Shidoshi WATANABE Kondo was saying: “Powerfully seek everything that gives at least a bit of reality to the existence; Ninpo is a way of discovering the essence of life and death, and life is nothing but the shadow of death”. “Do not look for where it starts and where it ends Ninpo, because these are nowhere but in your imagination full of Tengus, and even if you may find an end, it is nothing but a reason for a new beginning!” was saying Ryumoto Seiji Sensei, one of the first disciples of Takamatsu Toshitsugu Sensei .
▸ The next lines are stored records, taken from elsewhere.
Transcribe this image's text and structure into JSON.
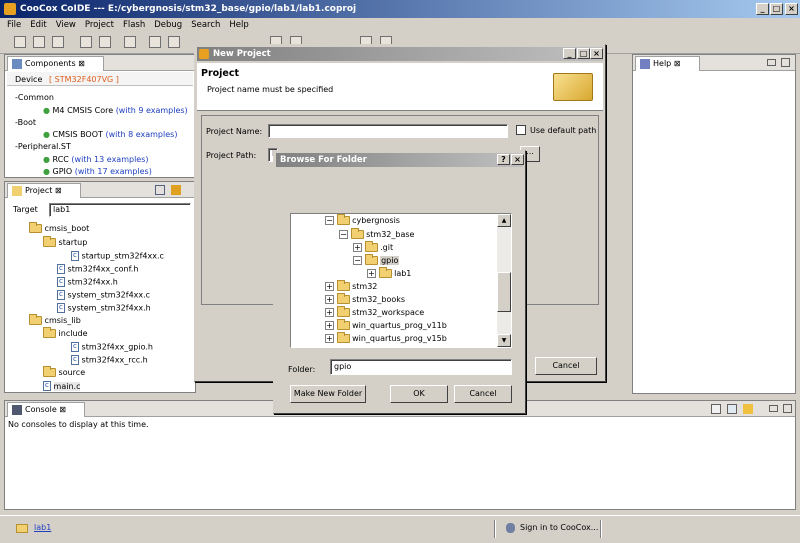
{
  "window": {
    "title": "CooCox CoIDE --- E:/cybergnosis/stm32_base/gpio/lab1/lab1.coproj"
  },
  "menu": [
    "File",
    "Edit",
    "View",
    "Project",
    "Flash",
    "Debug",
    "Search",
    "Help"
  ],
  "components": {
    "tab": "Components",
    "device_label": "Device",
    "device_value": "[ STM32F407VG ]",
    "items": [
      {
        "label": "Common"
      },
      {
        "label": "M4 CMSIS Core",
        "extra": "(with 9 examples)"
      },
      {
        "label": "Boot"
      },
      {
        "label": "CMSIS BOOT",
        "extra": "(with 8 examples)"
      },
      {
        "label": "Peripheral.ST"
      },
      {
        "label": "RCC",
        "extra": "(with 13 examples)"
      },
      {
        "label": "GPIO",
        "extra": "(with 17 examples)"
      }
    ]
  },
  "project": {
    "tab": "Project",
    "target_label": "Target",
    "target_value": "lab1",
    "items": [
      "cmsis_boot",
      "startup",
      "startup_stm32f4xx.c",
      "stm32f4xx_conf.h",
      "stm32f4xx.h",
      "system_stm32f4xx.c",
      "system_stm32f4xx.h",
      "cmsis_lib",
      "include",
      "stm32f4xx_gpio.h",
      "stm32f4xx_rcc.h",
      "source",
      "main.c"
    ]
  },
  "help": {
    "tab": "Help"
  },
  "console": {
    "tab": "Console",
    "message": "No consoles to display at this time."
  },
  "status": {
    "project_link": "lab1",
    "signin": "Sign in to CooCox..."
  },
  "new_project": {
    "title": "New Project",
    "heading": "Project",
    "message": "Project name must be specified",
    "name_label": "Project Name:",
    "name_value": "",
    "use_default": "Use default path",
    "path_label": "Project Path:",
    "path_value": "E",
    "cancel": "Cancel"
  },
  "browse": {
    "title": "Browse For Folder",
    "tree": [
      "cybergnosis",
      "stm32_base",
      ".git",
      "gpio",
      "lab1",
      "stm32",
      "stm32_books",
      "stm32_workspace",
      "win_quartus_prog_v11b",
      "win_quartus_prog_v15b"
    ],
    "folder_label": "Folder:",
    "folder_value": "gpio",
    "make_new": "Make New Folder",
    "ok": "OK",
    "cancel": "Cancel"
  }
}
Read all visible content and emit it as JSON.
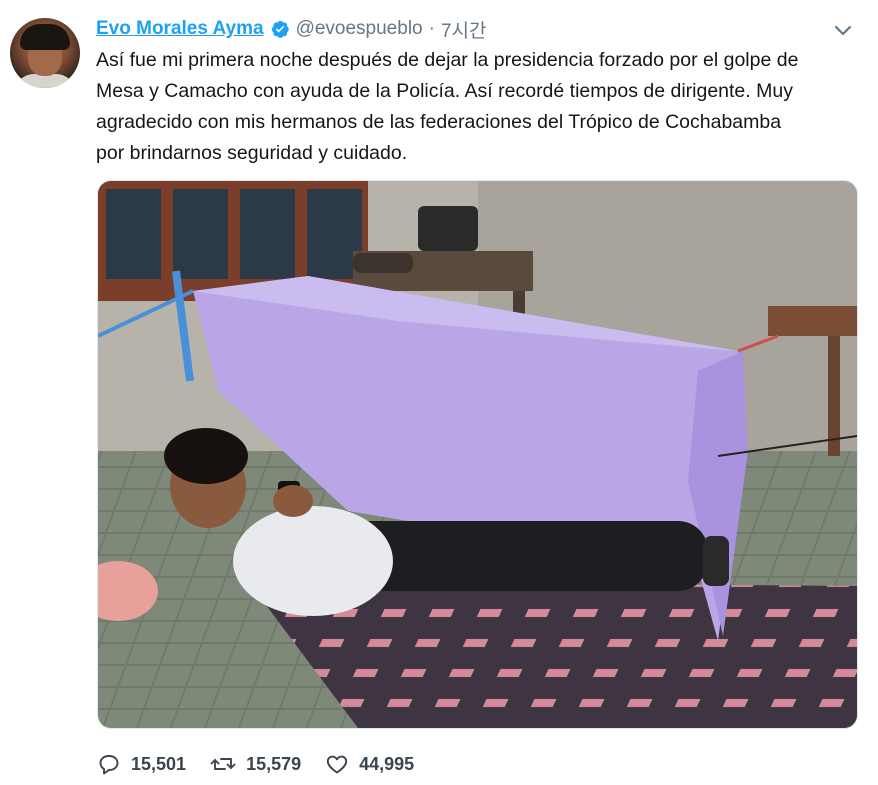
{
  "tweet": {
    "author_name": "Evo Morales Ayma",
    "handle": "@evoespueblo",
    "separator": "·",
    "time": "7시간",
    "text_lines": [
      "Así fue mi primera noche después de dejar la presidencia forzado por el golpe de",
      "Mesa y Camacho con ayuda de la Policía. Así recordé tiempos de dirigente. Muy",
      "agradecido con mis hermanos de las federaciones del Trópico de Cochabamba",
      "por brindarnos seguridad y cuidado."
    ],
    "media": {
      "description_icon": "photo"
    },
    "actions": {
      "replies": "15,501",
      "retweets": "15,579",
      "likes": "44,995"
    },
    "icons": {
      "verified": "verified-badge-icon",
      "menu": "chevron-down-icon",
      "reply": "reply-icon",
      "retweet": "retweet-icon",
      "like": "heart-icon"
    }
  },
  "colors": {
    "accent": "#1da1f2",
    "secondary_text": "#657786",
    "action_text": "#3a4550"
  }
}
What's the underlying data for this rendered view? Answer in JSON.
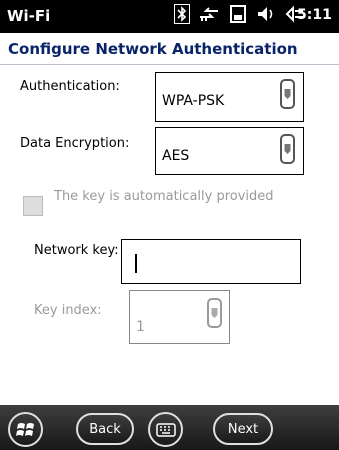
{
  "status": {
    "title": "Wi-Fi",
    "time": "5:11"
  },
  "header": {
    "title": "Configure Network Authentication"
  },
  "form": {
    "authentication_label": "Authentication:",
    "authentication_value": "WPA-PSK",
    "encryption_label": "Data Encryption:",
    "encryption_value": "AES",
    "auto_key_label": "The key is automatically provided",
    "auto_key_checked": false,
    "network_key_label": "Network key:",
    "network_key_value": "",
    "key_index_label": "Key index:",
    "key_index_value": "1"
  },
  "softkeys": {
    "back_label": "Back",
    "next_label": "Next"
  },
  "icons": [
    "bluetooth-icon",
    "data-sync-icon",
    "battery-icon",
    "volume-icon",
    "connection-icon"
  ]
}
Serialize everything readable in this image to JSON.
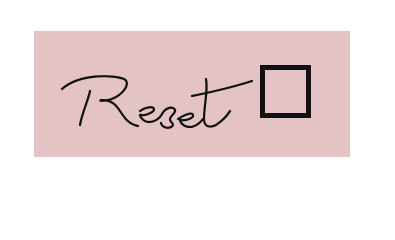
{
  "button": {
    "label": "Reset",
    "background_color": "#e3c3c3",
    "text_color": "#111111",
    "icon": "checkbox-square-icon",
    "checked": false
  }
}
So many apparently different ways of expressing about Ninpo that all this Masters have, though they all emphasize the same truth. Ninpo stays as the only form through the tradition of the famous Ninja warriors is transmitted, from one generation to the others. Despite the history unfavorable turns, many of the Ninja Ryu-s survived (after all, it is one of the fundamental features of this art). Nowadays, practicing Ninjutsu as it was done in the past is practically impossible, and here is just a simple reason: The Naginata fighting was a necessity in the medieval Japan because of the weapon efficacy. Nowadays, learning the Naginata techniques bring no immediate use for self defense, for example. But the problem is more subtle, and goes beyond the technical plan toward the art dimensions: learning the techniques suppose a new level in martial arts practitioner, with a new manner of using the body, new distance (ma-ai) and, of course, new changes in movements energetic.
This is how the simple technique evolves into the interior and personalized assimilation of the spirit and the philosophy of the martial arts. A paradox is that this personalization itself, obviously subjective, can be an enormous obstacle in many cases, and this is the moment when the practitioner needs to be honest with himself, and to discern between the way it is and he want to become through this art. Only then, the “PO” starts the reveal, and, as known, a master can only show the way to his student, but “walking the way” is student’s full responsibility.
Ninpo, the way of the Ninja warrior, isn’t more difficult or easier than any other martial art; it needs to be approached by those feeling it close the heart, and without a true and sincere motivation, the Ninpo way will only be a waist of time.